Chez nous, le cinéaste Robin Aubert, qui a vendu les droits mondiaux du film Les affamés à Netflix, a déjà déclaré qu'il se fichait éperdument de la concurrence déloyale que Netflix livre aux services de vidéo canadiens. Tout ce qui lui importe, c'est que des milliers de gens dans le monde aient accès à son film. Pour le reste, il s'en fiche.

Chaque fois que j'entends de tels commentaires, je grimace et je grimpe dans les rideaux parce que j'adore haïr Netflix, mais je me rends aussi à l'évidence : je suis mal placée pour juger.

Non pas que j'approuve la colonisation culturelle que Netflix pratique dans tous les marchés où il s'impose. Je ne l'approuve pas, mais, surtout, je redoute l'effet à long terme que Netflix aura sur la création et les productions locales. Qui nous dit que nos histoires et nos récits ne vont pas perdre leur identité à trop vouloir s'uniformiser pour rejoindre le public vaste et protéiforme de Netflix ? Qui nous dit qu'à force de grossir, l'empire Netflix ne va pas carrément écraser toute compétition ?

Je me méfie de Netflix et de ses éventuels ravages.

Or, pour que je sois complètement cohérente avec mes positions, il faudrait que je boycotte Netflix. Ou que je fasse comme la direction du festival du film de Cannes, qui refuse de considérer le moindre film produit par Netflix tant que Netflix s'accrochera à sa plateforme et refusera la diffusion de ses films en salle.

Mais je ne boycotte pas Netflix, pas plus que je ne le boude. J'y suis abonnée depuis plusieurs années, et même au plus fort de la controverse avec la ministre Mélanie Joly, j'ai fait comme 33 % des ménages québécois : je n'ai pas levé le moindre petit doigt pour me désabonner.

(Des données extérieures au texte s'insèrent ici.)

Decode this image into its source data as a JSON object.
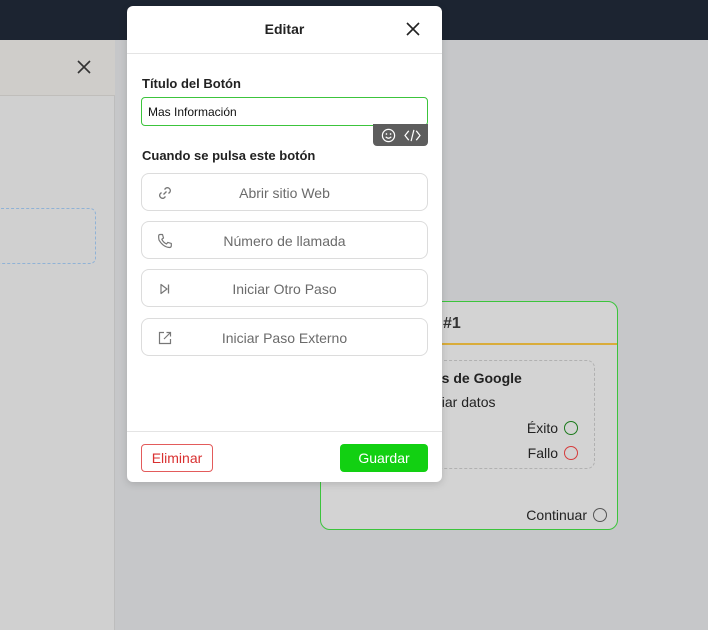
{
  "modal": {
    "title": "Editar",
    "title_label": "Título del Botón",
    "title_value": "Mas Información",
    "actions_label": "Cuando se pulsa este botón",
    "actions": [
      {
        "label": "Abrir sitio Web",
        "icon": "link-icon"
      },
      {
        "label": "Número de llamada",
        "icon": "phone-icon"
      },
      {
        "label": "Iniciar Otro Paso",
        "icon": "skip-next-icon"
      },
      {
        "label": "Iniciar Paso Externo",
        "icon": "external-link-icon"
      }
    ],
    "toolbar": {
      "emoji_icon": "emoji-icon",
      "code_icon": "code-icon"
    },
    "delete_label": "Eliminar",
    "save_label": "Guardar"
  },
  "flow_node": {
    "header": "#1",
    "block_title": "jas de Google",
    "block_subtitle": "nviar datos",
    "success_label": "Éxito",
    "fail_label": "Fallo",
    "continue_label": "Continuar"
  },
  "side_panel": {
    "close_icon": "close-icon"
  },
  "colors": {
    "accent_green": "#12d012",
    "danger_red": "#d93030",
    "node_border": "#3cc43c",
    "node_header_line": "#d9ac3a",
    "topbar": "#1c2431"
  }
}
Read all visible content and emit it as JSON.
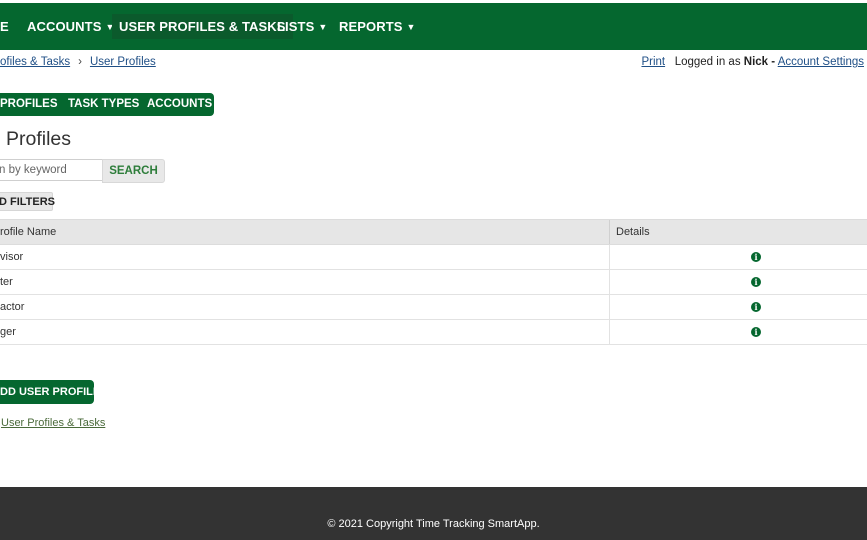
{
  "nav": {
    "home_fragment": "E",
    "items": [
      {
        "label": "ACCOUNTS",
        "has_menu": true
      },
      {
        "label": "USER PROFILES & TASKS",
        "has_menu": false
      },
      {
        "label": "LISTS",
        "has_menu": true
      },
      {
        "label": "REPORTS",
        "has_menu": true
      }
    ],
    "caret": "▼"
  },
  "breadcrumb": {
    "parent": "ofiles & Tasks",
    "separator": "›",
    "current": "User Profiles"
  },
  "account": {
    "print": "Print",
    "logged_in_prefix": "Logged in as",
    "user": "Nick",
    "dash": "-",
    "settings": "Account Settings"
  },
  "tabs": [
    {
      "label": "PROFILES"
    },
    {
      "label": "TASK TYPES"
    },
    {
      "label": "ACCOUNTS"
    }
  ],
  "page_title": "Profiles",
  "search": {
    "placeholder": "n by keyword",
    "button": "SEARCH"
  },
  "filters_button": "D FILTERS",
  "table": {
    "columns": [
      "rofile Name",
      "Details"
    ],
    "rows": [
      {
        "name": "visor"
      },
      {
        "name": "ter"
      },
      {
        "name": "actor"
      },
      {
        "name": "ger"
      }
    ],
    "info_glyph": "i"
  },
  "add_button": "DD USER PROFILE",
  "back_link": "User Profiles & Tasks",
  "footer": "© 2021 Copyright Time Tracking SmartApp.",
  "colors": {
    "brand_green": "#05672f",
    "footer_bg": "#333333",
    "link_blue": "#1f4f86"
  }
}
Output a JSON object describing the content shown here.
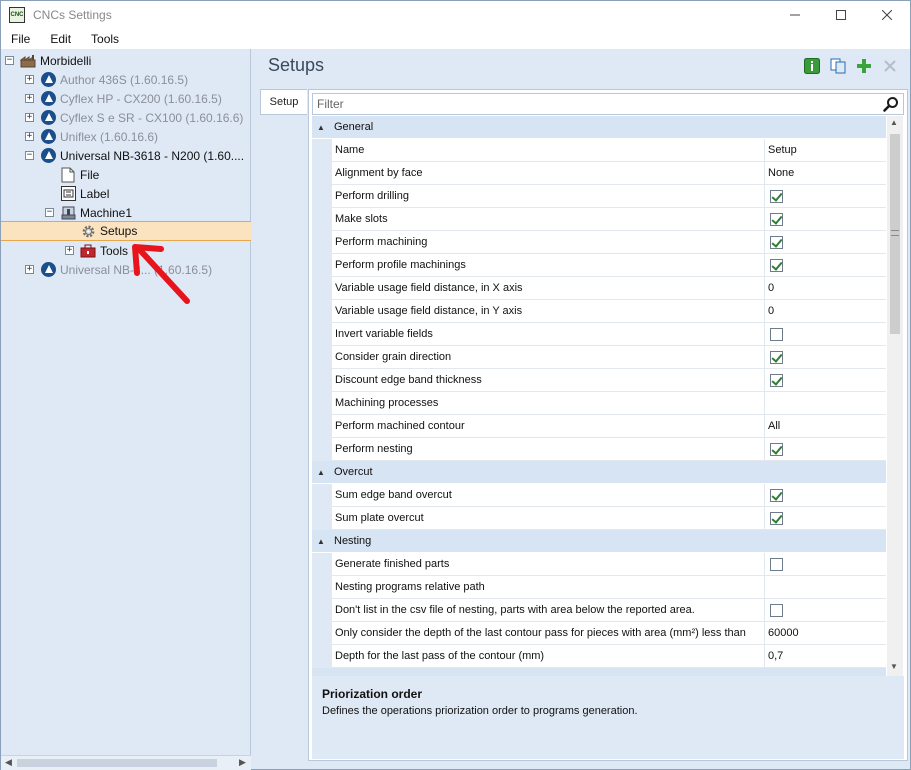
{
  "window": {
    "title": "CNCs Settings",
    "icon_label": "CNC",
    "controls": [
      "minimize-icon",
      "maximize-icon",
      "close-icon"
    ]
  },
  "menu": [
    "File",
    "Edit",
    "Tools"
  ],
  "tree": {
    "root": "Morbidelli",
    "items": [
      {
        "label": "Author 436S (1.60.16.5)",
        "dim": true
      },
      {
        "label": "Cyflex HP - CX200 (1.60.16.5)",
        "dim": true
      },
      {
        "label": "Cyflex S e SR - CX100 (1.60.16.6)",
        "dim": true
      },
      {
        "label": "Uniflex (1.60.16.6)",
        "dim": true
      },
      {
        "label": "Universal NB-3618 - N200 (1.60....",
        "dim": false
      },
      {
        "label": "File",
        "dim": false
      },
      {
        "label": "Label",
        "dim": false
      },
      {
        "label": "Machine1",
        "dim": false
      },
      {
        "label": "Setups",
        "dim": false,
        "selected": true
      },
      {
        "label": "Tools",
        "dim": false
      },
      {
        "label": "Universal NB-3... (1.60.16.5)",
        "dim": true
      }
    ]
  },
  "panel": {
    "title": "Setups",
    "tab": "Setup",
    "filter_placeholder": "Filter",
    "toolbar": [
      "info-icon",
      "copy-icon",
      "add-icon",
      "delete-icon"
    ]
  },
  "categories": [
    {
      "name": "General",
      "rows": [
        {
          "name": "Name",
          "value": "Setup",
          "type": "text"
        },
        {
          "name": "Alignment by face",
          "value": "None",
          "type": "text"
        },
        {
          "name": "Perform drilling",
          "value": true,
          "type": "check"
        },
        {
          "name": "Make slots",
          "value": true,
          "type": "check"
        },
        {
          "name": "Perform machining",
          "value": true,
          "type": "check"
        },
        {
          "name": "Perform profile machinings",
          "value": true,
          "type": "check"
        },
        {
          "name": "Variable usage field distance, in X axis",
          "value": "0",
          "type": "text"
        },
        {
          "name": "Variable usage field distance, in Y axis",
          "value": "0",
          "type": "text"
        },
        {
          "name": "Invert variable fields",
          "value": false,
          "type": "check"
        },
        {
          "name": "Consider grain direction",
          "value": true,
          "type": "check"
        },
        {
          "name": "Discount edge band thickness",
          "value": true,
          "type": "check"
        },
        {
          "name": "Machining processes",
          "value": "",
          "type": "text"
        },
        {
          "name": "Perform machined contour",
          "value": "All",
          "type": "text"
        },
        {
          "name": "Perform nesting",
          "value": true,
          "type": "check"
        }
      ]
    },
    {
      "name": "Overcut",
      "rows": [
        {
          "name": "Sum edge band overcut",
          "value": true,
          "type": "check"
        },
        {
          "name": "Sum plate overcut",
          "value": true,
          "type": "check"
        }
      ]
    },
    {
      "name": "Nesting",
      "rows": [
        {
          "name": "Generate finished parts",
          "value": false,
          "type": "check"
        },
        {
          "name": "Nesting programs relative path",
          "value": "",
          "type": "text"
        },
        {
          "name": "Don't list in the csv file of nesting, parts with area below the reported area.",
          "value": false,
          "type": "check"
        },
        {
          "name": "Only consider the depth of the last contour pass for pieces with area (mm²) less than",
          "value": "60000",
          "type": "text"
        },
        {
          "name": "Depth for the last pass of the contour (mm)",
          "value": "0,7",
          "type": "text"
        }
      ]
    }
  ],
  "description": {
    "title": "Priorization order",
    "text": "Defines the operations priorization order to programs generation."
  },
  "colors": {
    "tree_bg": "#dfe9f5",
    "selection": "#fbe3c0",
    "brand": "#1a4f8c",
    "check": "#2f7d32",
    "annotation_arrow": "#e8141b"
  }
}
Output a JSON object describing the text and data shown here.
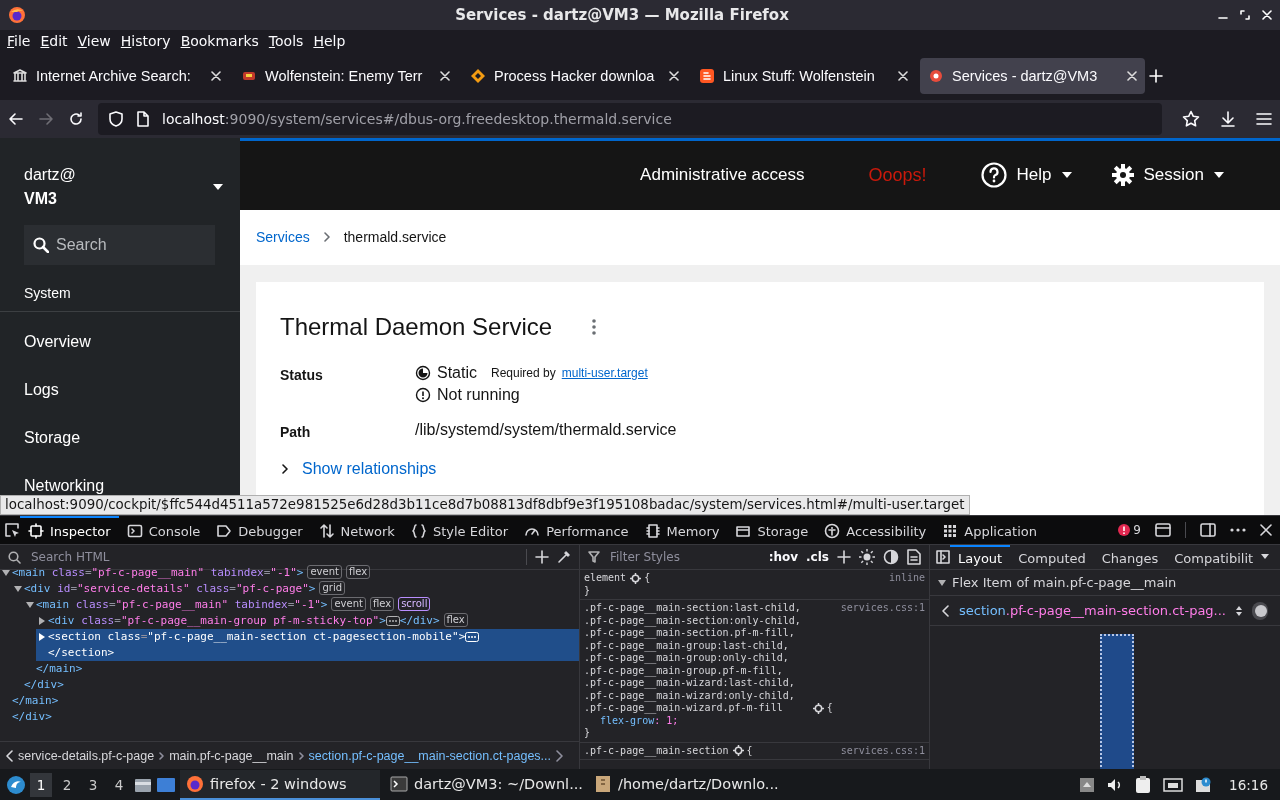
{
  "window": {
    "title": "Services - dartz@VM3 — Mozilla Firefox"
  },
  "menu_bar": [
    "File",
    "Edit",
    "View",
    "History",
    "Bookmarks",
    "Tools",
    "Help"
  ],
  "tabs": [
    {
      "label": "Internet Archive Search:",
      "kind": "archive",
      "selected": false
    },
    {
      "label": "Wolfenstein: Enemy Terr",
      "kind": "game",
      "selected": false
    },
    {
      "label": "Process Hacker downloa",
      "kind": "diamond",
      "selected": false
    },
    {
      "label": "Linux Stuff: Wolfenstein",
      "kind": "blog",
      "selected": false
    },
    {
      "label": "Services - dartz@VM3",
      "kind": "cockpit",
      "selected": true
    }
  ],
  "address_bar": {
    "host": "localhost",
    "rest": ":9090/system/services#/dbus-org.freedesktop.thermald.service"
  },
  "cockpit": {
    "sidebar": {
      "user": "dartz@",
      "host": "VM3",
      "search": {
        "placeholder": "Search"
      },
      "section": "System",
      "items": [
        {
          "label": "Overview",
          "selected": false
        },
        {
          "label": "Logs",
          "selected": false
        },
        {
          "label": "Storage",
          "selected": false
        },
        {
          "label": "Networking",
          "selected": false
        }
      ]
    },
    "header": {
      "admin": "Administrative access",
      "alert": "Ooops!",
      "help": "Help",
      "session": "Session"
    },
    "breadcrumb": [
      {
        "label": "Services",
        "kind": "link"
      },
      {
        "label": "thermald.service",
        "kind": "current"
      }
    ],
    "service": {
      "title": "Thermal Daemon Service",
      "fields": [
        {
          "label": "Status",
          "values": [
            {
              "kind": "static",
              "text": "Static",
              "note": "Required by",
              "link": "multi-user.target"
            },
            {
              "kind": "stopped",
              "text": "Not running"
            }
          ]
        },
        {
          "label": "Path",
          "values": [
            {
              "kind": "plain",
              "text": "/lib/systemd/system/thermald.service"
            }
          ]
        }
      ],
      "relationships": {
        "label": "Show relationships",
        "expanded": false
      }
    }
  },
  "status_tooltip": "localhost:9090/cockpit/$ffc544d4511a572e981525e6d28d3b11ce8d7b08813df8dbf9e3f195108badac/system/services.html#/multi-user.target",
  "devtools": {
    "tabs": [
      {
        "label": "Inspector",
        "kind": "inspector",
        "selected": true
      },
      {
        "label": "Console",
        "kind": "console",
        "selected": false
      },
      {
        "label": "Debugger",
        "kind": "debugger",
        "selected": false
      },
      {
        "label": "Network",
        "kind": "network",
        "selected": false
      },
      {
        "label": "Style Editor",
        "kind": "style",
        "selected": false
      },
      {
        "label": "Performance",
        "kind": "performance",
        "selected": false
      },
      {
        "label": "Memory",
        "kind": "memory",
        "selected": false
      },
      {
        "label": "Storage",
        "kind": "storage",
        "selected": false
      },
      {
        "label": "Accessibility",
        "kind": "accessibility",
        "selected": false
      },
      {
        "label": "Application",
        "kind": "application",
        "selected": false
      }
    ],
    "error_count": "9",
    "markup": {
      "search": {
        "placeholder": "Search HTML"
      },
      "tree": [
        {
          "close": "</div>",
          "children": [
            {
              "open": "<main class=\"pf-c-page__main\" tabindex=\"-1\">",
              "badges": [
                "event",
                "flex"
              ],
              "expanded": true,
              "selected": false,
              "close": "</main>",
              "children": [
                {
                  "open": "<div id=\"service-details\" class=\"pf-c-page\">",
                  "badges": [
                    "grid"
                  ],
                  "expanded": true,
                  "selected": false,
                  "close": "</div>",
                  "children": [
                    {
                      "open": "<main class=\"pf-c-page__main\" tabindex=\"-1\">",
                      "badges": [
                        "event",
                        "flex",
                        "scroll"
                      ],
                      "expanded": true,
                      "selected": false,
                      "close": "</main>",
                      "children": [
                        {
                          "open": "<div class=\"pf-c-page__main-group pf-m-sticky-top\">",
                          "close": "</div>",
                          "badges": [
                            "flex"
                          ],
                          "expanded": false,
                          "selected": false
                        },
                        {
                          "open": "<section class=\"pf-c-page__main-section ct-pagesection-mobile\">",
                          "close": "</section>",
                          "expanded": false,
                          "selected": true
                        }
                      ]
                    }
                  ]
                }
              ]
            }
          ]
        }
      ],
      "breadcrumbs": [
        {
          "label": "service-details.pf-c-page",
          "selected": false
        },
        {
          "label": "main.pf-c-page__main",
          "selected": false
        },
        {
          "label": "section.pf-c-page__main-section.ct-pages...",
          "selected": true
        }
      ]
    },
    "styles": {
      "filter": {
        "placeholder": "Filter Styles"
      },
      "hov": ":hov",
      "cls": ".cls",
      "rules": [
        {
          "selector": "element",
          "open": "{",
          "source": "inline",
          "close": "}"
        },
        {
          "selector": ".pf-c-page__main-section:last-child, .pf-c-page__main-section:only-child, .pf-c-page__main-section.pf-m-fill, .pf-c-page__main-group:last-child, .pf-c-page__main-group:only-child, .pf-c-page__main-group.pf-m-fill, .pf-c-page__main-wizard:last-child, .pf-c-page__main-wizard:only-child, .pf-c-page__main-wizard.pf-m-fill",
          "open": "{",
          "source": "services.css:1",
          "declarations": [
            "flex-grow: 1;"
          ],
          "close": "}"
        },
        {
          "selector": ".pf-c-page__main-section",
          "open": "{",
          "source": "services.css:1"
        }
      ]
    },
    "layout": {
      "tabs": [
        {
          "label": "Layout",
          "selected": true
        },
        {
          "label": "Computed",
          "selected": false
        },
        {
          "label": "Changes",
          "selected": false
        },
        {
          "label": "Compatibilit",
          "selected": false
        }
      ],
      "flex_heading": "Flex Item of main.pf-c-page__main",
      "item": {
        "tag": "section",
        "classes": ".pf-c-page__main-section.ct-pag...",
        "highlight_on": false
      }
    }
  },
  "taskbar": {
    "workspaces": [
      {
        "label": "1",
        "selected": true
      },
      {
        "label": "2",
        "selected": false
      },
      {
        "label": "3",
        "selected": false
      },
      {
        "label": "4",
        "selected": false
      }
    ],
    "tasks": [
      {
        "label": "firefox - 2 windows",
        "kind": "firefox",
        "selected": true
      },
      {
        "label": "dartz@VM3: ~/Downl...",
        "kind": "terminal",
        "selected": false
      },
      {
        "label": "/home/dartz/Downlo...",
        "kind": "folder",
        "selected": false
      }
    ],
    "clock": "16:16"
  }
}
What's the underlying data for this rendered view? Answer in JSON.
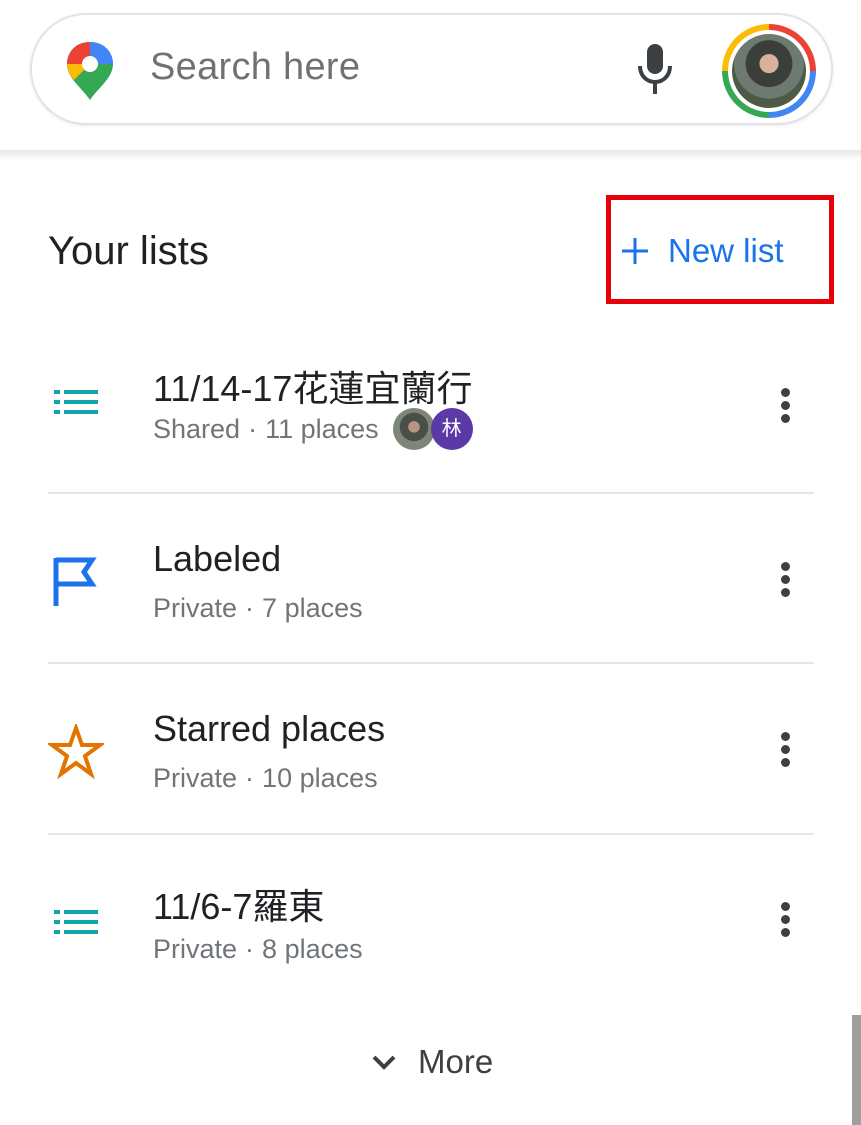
{
  "search": {
    "placeholder": "Search here",
    "logo_icon": "google-maps-pin-icon",
    "mic_icon": "microphone-icon",
    "avatar_icon": "account-avatar"
  },
  "lists_section": {
    "title": "Your lists",
    "new_list_label": "New list",
    "new_list_icon": "plus-icon",
    "highlight_color": "#e8000b",
    "accent_color": "#1a73e8"
  },
  "lists": [
    {
      "title": "11/14-17花蓮宜蘭行",
      "visibility": "Shared",
      "count": "11 places",
      "icon": "list-icon",
      "icon_color": "#12a4a8",
      "shared_initial": "林"
    },
    {
      "title": "Labeled",
      "visibility": "Private",
      "count": "7 places",
      "icon": "flag-icon",
      "icon_color": "#1a73e8"
    },
    {
      "title": "Starred places",
      "visibility": "Private",
      "count": "10 places",
      "icon": "star-icon",
      "icon_color": "#e37400"
    },
    {
      "title": "11/6-7羅東",
      "visibility": "Private",
      "count": "8 places",
      "icon": "list-icon",
      "icon_color": "#12a4a8"
    }
  ],
  "more": {
    "label": "More",
    "icon": "chevron-down-icon"
  },
  "sep": "·"
}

En même temps, je continue de regarder la télévision traditionnelle, mais chaque fois que monte l'envie de tirer la prise sur Netflix, au lieu de le faire, je reste accrochée.

Parce que malgré ma grande ambivalence, je demeure consciente que Netflix est un formidable outil de diffusion, un buffet chinois riche et abondant, qui nous a permis de découvrir des oeuvres et des artistes qui n'auraient jamais réussi à sortir de leurs frontières sans Netflix.

Rien que cet été, j'ai découvert la formidable humoriste française Blanche Gardin et Nanette, l'ultime one-woman show de Hannah Gadsby, humoriste lesbienne de Tasmanie, qui vient de tirer sa révérence du monde de l'humour.

Cet été, aussi sur Netflix, j'ai découvert The Staircase (Soupçons), une extraordinaire et haletante série documentaire réalisée par le Français Jean-Xavier Lestrade, qui, pendant 14 ans, a suivi les démêlés avec la justice américaine de l'écrivain Michael Peterson, accusé du meurtre de sa femme.

The Staircase est, dans les faits, l'ancêtre des documentaires d'enquêtes criminelles popularisés par Netflix. Au départ, en 2004, c'est Canal+ qui a commandé le documentaire à Lestrade. Le cinéaste venait tout juste de remporter un Oscar pour son film sur un jeune Noir américain sans le sou injustement condamné pour le meurtre d'une femme. Après avoir exploré la justice américaine du point de vue des Noirs et des démunis, Lestrade a voulu explorer le système à travers le prisme d'un riche homme blanc.

Une première version du film de deux heures est sortie en 2004. Lorsque l'affaire a connu un rebondissement juridique 10 ans plus tard, Netflix est entré dans le bal et a commandé un nouveau tournage avec les mêmes protagonistes. Puis avec son flair pour les concepts vendeurs, Netflix a pris le matériel et en a fait non pas un film, mais une série de 13 épisodes, tous plus fascinants les uns que les autres.

Netflix fait parfois des erreurs de parcours. La très mauvaise série Insatiable en est un exemple, mais en règle générale, et ça me crève le coeur de l'avouer, il y a plus de belles trouvailles que de navets sur Netflix.

Selon Freud, l'ambivalence est une juxtaposition plus ou moins simultanée de deux affects : l'amour et la haine. C'est un état que je connais trop bien depuis que je me suis abonnée à Netflix. J'espère un jour en venir à bout, mais je ne me fais pas trop d'illusions.